I would like to calculate the weight difference between the earliest and latest measurement for all users.
To calculate the earliest and latest measurement, I use the following functions:
earliest_date = []
latest_date = []
for x in Id_list:
a = weight_info[weight_info['Id']==x]
earliest_date.append(a['date'].min())
latest_date.append(a['date'].max())
Then I want to create a for loop in order to pass in date and earliest date to get the weight information, something like:
df = weight_info[(weight_info['date']==x) & (weight_info['Id']==y)]
df['weight']
But I am not sure how to do this with a for loop based on two variables. Or is there any easier way to run the whole calculation?
Upvotes: -1
Views: 148
Reputation: 690
Get min/max dates per user with groupby
min_dates = weight_info.groupby('Id').agg({'min':'date'})
max_dates = weight_info.groupby('Id').agg({'max':'date'})

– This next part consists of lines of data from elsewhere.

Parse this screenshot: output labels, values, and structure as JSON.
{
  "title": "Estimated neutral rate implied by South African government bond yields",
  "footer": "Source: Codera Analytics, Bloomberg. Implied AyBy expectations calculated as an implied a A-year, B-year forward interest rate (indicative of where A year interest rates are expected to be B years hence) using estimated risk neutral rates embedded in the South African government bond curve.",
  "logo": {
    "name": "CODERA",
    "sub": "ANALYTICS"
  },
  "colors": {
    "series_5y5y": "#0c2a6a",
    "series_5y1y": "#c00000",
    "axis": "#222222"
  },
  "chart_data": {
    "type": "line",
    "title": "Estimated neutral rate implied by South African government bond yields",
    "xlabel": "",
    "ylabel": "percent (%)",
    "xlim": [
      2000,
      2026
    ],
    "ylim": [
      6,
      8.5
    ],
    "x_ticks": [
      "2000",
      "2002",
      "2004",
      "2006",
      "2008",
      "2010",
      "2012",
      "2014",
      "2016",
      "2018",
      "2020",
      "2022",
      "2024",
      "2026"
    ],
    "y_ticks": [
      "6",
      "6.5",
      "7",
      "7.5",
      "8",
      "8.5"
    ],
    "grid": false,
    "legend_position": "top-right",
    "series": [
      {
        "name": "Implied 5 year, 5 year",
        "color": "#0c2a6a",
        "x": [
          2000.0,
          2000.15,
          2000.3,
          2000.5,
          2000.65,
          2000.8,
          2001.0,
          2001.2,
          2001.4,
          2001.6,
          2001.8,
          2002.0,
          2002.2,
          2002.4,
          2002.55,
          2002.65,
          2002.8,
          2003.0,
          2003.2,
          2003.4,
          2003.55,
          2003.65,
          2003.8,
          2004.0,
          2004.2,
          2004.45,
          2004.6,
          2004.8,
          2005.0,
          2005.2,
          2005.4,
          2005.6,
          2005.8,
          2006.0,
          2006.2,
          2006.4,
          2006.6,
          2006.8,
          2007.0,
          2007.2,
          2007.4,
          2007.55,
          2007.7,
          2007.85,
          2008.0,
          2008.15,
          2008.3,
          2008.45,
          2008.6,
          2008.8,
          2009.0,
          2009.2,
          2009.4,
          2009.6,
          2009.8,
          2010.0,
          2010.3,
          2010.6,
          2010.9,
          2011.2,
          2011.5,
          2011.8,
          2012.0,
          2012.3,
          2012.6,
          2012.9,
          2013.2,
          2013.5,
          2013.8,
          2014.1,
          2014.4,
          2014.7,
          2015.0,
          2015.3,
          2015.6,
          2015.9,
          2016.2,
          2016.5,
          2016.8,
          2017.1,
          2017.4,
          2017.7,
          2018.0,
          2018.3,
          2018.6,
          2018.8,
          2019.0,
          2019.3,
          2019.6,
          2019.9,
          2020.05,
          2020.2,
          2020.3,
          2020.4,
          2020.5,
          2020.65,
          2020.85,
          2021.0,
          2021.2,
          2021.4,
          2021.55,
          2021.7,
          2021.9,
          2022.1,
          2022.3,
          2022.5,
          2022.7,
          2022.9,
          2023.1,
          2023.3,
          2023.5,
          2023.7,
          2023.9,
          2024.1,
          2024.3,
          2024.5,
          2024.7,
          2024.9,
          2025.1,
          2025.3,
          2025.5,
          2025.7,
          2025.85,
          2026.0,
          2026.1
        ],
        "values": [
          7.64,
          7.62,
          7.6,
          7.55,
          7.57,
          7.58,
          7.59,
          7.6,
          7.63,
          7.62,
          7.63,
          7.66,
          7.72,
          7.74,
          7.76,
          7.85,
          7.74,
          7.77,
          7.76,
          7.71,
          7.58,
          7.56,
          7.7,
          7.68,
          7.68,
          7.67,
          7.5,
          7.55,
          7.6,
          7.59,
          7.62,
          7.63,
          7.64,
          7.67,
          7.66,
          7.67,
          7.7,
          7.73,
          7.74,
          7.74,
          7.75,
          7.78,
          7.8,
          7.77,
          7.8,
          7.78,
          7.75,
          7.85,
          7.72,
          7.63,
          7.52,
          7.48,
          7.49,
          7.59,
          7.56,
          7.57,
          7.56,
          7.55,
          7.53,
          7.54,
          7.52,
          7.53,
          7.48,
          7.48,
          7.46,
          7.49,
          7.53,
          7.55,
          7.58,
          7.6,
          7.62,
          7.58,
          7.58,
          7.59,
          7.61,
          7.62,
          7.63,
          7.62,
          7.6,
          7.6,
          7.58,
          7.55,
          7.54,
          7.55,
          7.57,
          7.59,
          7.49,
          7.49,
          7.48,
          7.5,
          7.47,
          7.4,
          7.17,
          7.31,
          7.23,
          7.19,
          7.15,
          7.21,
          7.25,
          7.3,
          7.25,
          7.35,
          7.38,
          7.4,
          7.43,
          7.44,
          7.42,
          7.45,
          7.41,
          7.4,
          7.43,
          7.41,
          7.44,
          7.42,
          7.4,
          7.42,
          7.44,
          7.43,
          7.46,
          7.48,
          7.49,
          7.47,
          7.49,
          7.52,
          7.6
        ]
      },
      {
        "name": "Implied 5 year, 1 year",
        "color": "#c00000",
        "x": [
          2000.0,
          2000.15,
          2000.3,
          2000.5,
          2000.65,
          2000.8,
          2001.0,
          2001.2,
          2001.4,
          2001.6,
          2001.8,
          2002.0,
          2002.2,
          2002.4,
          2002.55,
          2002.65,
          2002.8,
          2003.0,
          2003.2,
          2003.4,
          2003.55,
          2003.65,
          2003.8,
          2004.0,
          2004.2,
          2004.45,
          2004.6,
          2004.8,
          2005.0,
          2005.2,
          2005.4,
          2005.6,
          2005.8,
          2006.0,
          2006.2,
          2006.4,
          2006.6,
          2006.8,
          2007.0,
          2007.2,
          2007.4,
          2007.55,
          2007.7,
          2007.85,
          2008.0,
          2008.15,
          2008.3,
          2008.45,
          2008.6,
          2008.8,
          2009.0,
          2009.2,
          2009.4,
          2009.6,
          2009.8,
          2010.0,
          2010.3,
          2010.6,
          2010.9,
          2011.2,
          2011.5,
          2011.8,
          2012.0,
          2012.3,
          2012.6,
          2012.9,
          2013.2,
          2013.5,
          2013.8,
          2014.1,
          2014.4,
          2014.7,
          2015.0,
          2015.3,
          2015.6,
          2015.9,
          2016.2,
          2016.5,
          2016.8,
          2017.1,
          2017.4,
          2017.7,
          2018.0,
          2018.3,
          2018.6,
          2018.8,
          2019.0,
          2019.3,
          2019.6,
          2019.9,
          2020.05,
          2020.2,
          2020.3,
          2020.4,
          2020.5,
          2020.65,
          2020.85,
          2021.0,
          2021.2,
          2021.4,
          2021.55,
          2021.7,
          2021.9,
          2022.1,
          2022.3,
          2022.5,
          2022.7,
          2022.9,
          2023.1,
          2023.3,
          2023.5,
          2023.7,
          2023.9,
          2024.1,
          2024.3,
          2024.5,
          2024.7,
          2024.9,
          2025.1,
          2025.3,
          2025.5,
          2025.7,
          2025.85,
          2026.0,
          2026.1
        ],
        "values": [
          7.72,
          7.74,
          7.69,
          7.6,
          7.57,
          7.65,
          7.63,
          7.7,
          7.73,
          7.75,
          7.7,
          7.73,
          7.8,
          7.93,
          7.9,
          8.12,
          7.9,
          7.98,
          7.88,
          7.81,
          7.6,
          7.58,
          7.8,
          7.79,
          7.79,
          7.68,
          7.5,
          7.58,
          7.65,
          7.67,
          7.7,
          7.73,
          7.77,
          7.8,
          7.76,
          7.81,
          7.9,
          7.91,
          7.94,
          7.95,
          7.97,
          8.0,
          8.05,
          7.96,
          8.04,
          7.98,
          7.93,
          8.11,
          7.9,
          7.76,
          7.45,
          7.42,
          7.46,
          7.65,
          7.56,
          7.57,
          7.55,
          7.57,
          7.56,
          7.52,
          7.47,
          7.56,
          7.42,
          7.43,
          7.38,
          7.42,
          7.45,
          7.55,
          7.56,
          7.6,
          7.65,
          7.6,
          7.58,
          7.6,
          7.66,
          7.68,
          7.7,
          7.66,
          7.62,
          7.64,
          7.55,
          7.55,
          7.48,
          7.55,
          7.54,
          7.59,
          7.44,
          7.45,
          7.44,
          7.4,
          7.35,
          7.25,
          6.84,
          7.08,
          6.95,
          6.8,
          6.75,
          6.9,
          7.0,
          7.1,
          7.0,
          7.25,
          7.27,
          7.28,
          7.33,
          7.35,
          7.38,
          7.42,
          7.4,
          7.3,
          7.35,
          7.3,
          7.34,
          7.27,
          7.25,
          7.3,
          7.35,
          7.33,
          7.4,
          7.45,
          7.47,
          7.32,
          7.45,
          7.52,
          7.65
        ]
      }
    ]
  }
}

Then join with the weights to get the weight for the min/max date per user
min_weights = weight_info.merge( min_dates[['Id', 'date']],
on = ['Id', 'date'], how='inner' )
max_weights = weight_info.merge( max_dates[['Id', 'date']],
on = ['Id', 'date'], how='inner' )
Finally, subtract both for the same customer
Upvotes: 0
Reputation:
You could try using 'pandasql'. This library allows you to manipulate data in a Pandas data frame, using SQL code. I have found it useful for manipulating data frames from random csv files.
import pandasql as psql
df = 'Your_pandas_df'
# Shows the record counts in your dataset
record_count = psql.sqldf('''
SELECT
COUNT(*) as record_count
FROM df''')
Upvotes: 0